Oldboy. It’s vile, hilarious and tragic. The pummelled feeling it leaves you with at the end is how I hope The Limit affects people. But …

Despite an amazing first act (*****), my reaction has ebbed over the last 24 hours. There are a couple of reasons for that.

Here's some light spoiler analysis ...

The protagonist is not the protagonist. It took Ed telling me that he saw Oldboy as a dark version of Amelie before I realised this. Oh Dae-su is definitely the main character. I always wanted to know why this had happened to him, why he’d been abducted for 15 years – and I was fully behind him getting revenge. At least until I found out what was going on.

Then it become clear that this is a revenge story – just not Oh Dae-su's. The villain is the protagonist. The one who causes everything to happen, who has a good reason for doing what he’s doing.

Now, I say ‘a good reason’, but actually I’m not so sure. People have told me that Oldboy has twists in it but technically it actually has two massive backstory revelations. The problem with the villain’s motivation is that the cause and effect of what happened to his sister seemed unclearly dealt with. I’m sure it’s all consistent, but as a first time viewer it didn’t make sense at a gut level to.

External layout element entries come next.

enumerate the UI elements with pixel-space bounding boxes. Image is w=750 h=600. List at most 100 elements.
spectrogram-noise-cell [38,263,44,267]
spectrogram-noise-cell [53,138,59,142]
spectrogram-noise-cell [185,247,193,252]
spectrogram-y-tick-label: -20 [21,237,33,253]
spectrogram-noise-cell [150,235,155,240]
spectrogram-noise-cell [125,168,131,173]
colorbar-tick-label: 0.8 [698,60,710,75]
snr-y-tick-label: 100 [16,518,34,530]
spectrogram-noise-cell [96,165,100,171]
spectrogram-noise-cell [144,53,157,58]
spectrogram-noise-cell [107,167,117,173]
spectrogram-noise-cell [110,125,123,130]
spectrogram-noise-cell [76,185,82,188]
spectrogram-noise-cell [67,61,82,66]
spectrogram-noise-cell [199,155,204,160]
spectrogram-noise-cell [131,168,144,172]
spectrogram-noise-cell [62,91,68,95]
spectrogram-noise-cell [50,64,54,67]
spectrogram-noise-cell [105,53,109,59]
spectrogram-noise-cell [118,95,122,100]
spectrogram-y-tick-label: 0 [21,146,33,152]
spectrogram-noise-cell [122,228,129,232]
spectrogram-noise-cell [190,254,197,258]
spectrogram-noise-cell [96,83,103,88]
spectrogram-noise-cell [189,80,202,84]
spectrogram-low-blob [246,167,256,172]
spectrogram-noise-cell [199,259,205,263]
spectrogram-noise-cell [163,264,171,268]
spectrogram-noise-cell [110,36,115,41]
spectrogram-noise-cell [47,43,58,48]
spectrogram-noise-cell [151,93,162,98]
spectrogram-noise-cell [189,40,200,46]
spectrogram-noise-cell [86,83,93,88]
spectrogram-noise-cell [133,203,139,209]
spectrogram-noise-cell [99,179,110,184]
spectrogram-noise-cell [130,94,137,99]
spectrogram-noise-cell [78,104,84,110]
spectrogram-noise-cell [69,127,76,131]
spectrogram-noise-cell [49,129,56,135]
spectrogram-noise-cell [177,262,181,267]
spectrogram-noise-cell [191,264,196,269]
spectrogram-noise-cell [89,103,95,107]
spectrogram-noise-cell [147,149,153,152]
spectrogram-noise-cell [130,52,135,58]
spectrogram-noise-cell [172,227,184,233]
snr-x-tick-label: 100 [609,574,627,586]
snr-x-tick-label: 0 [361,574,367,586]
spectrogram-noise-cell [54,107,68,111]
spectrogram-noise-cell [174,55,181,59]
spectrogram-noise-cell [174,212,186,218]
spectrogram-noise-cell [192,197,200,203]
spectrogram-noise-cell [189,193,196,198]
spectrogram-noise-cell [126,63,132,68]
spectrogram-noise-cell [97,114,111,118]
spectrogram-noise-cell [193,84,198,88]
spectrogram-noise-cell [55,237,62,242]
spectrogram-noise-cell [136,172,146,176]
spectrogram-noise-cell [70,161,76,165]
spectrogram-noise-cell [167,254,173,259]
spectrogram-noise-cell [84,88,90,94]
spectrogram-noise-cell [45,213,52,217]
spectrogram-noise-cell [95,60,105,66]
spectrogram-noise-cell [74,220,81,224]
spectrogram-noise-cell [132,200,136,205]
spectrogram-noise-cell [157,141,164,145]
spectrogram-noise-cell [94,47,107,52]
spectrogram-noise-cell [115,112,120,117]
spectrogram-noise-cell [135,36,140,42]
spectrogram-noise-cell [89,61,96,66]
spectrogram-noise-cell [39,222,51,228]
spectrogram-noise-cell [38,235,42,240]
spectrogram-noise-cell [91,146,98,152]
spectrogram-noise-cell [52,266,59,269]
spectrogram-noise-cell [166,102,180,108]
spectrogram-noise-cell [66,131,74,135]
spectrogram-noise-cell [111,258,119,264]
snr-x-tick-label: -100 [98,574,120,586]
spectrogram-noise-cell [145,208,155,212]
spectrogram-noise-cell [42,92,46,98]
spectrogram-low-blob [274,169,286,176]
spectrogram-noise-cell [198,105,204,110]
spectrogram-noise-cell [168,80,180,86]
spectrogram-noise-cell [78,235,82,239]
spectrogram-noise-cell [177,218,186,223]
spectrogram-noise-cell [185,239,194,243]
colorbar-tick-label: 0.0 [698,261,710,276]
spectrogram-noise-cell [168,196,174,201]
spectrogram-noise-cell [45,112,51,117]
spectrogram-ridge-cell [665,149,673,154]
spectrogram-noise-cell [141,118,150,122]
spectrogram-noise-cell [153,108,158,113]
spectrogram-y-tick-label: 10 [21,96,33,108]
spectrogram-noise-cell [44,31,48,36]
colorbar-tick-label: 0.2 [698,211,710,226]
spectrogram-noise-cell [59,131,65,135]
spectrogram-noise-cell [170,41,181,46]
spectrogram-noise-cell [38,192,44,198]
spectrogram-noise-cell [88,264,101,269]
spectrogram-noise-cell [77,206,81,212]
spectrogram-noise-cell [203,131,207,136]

Another problem is that I guessed the absolutely central dark secret very early … but repressed it. That’s my own thing – I like trying to guess the secrets in movies, so that won’t weaken Oldboy for other viewers.

Biggest issue? One simple conversation betweeen Mido and Oh Dae-su could have cleared things up. Obviously that’s why they never had that conversation – but given both their histories, it’s a pretty massive issue. At least on a first viewing. I’m sure the writers and film-maker (Chan-wook Park) have addressed that somewhere. The degree of control the villain has had over Mido’s life suggests a possible answer.

Whether you laugh at Oh Dae-su’s final abasement at the foot of the man who’s destroyed his life depends on whether you see this as an exploitative gross-out flick or an intense Greek (by way of Korean) tragedy.

It worked for me. Just didn't fully grip me.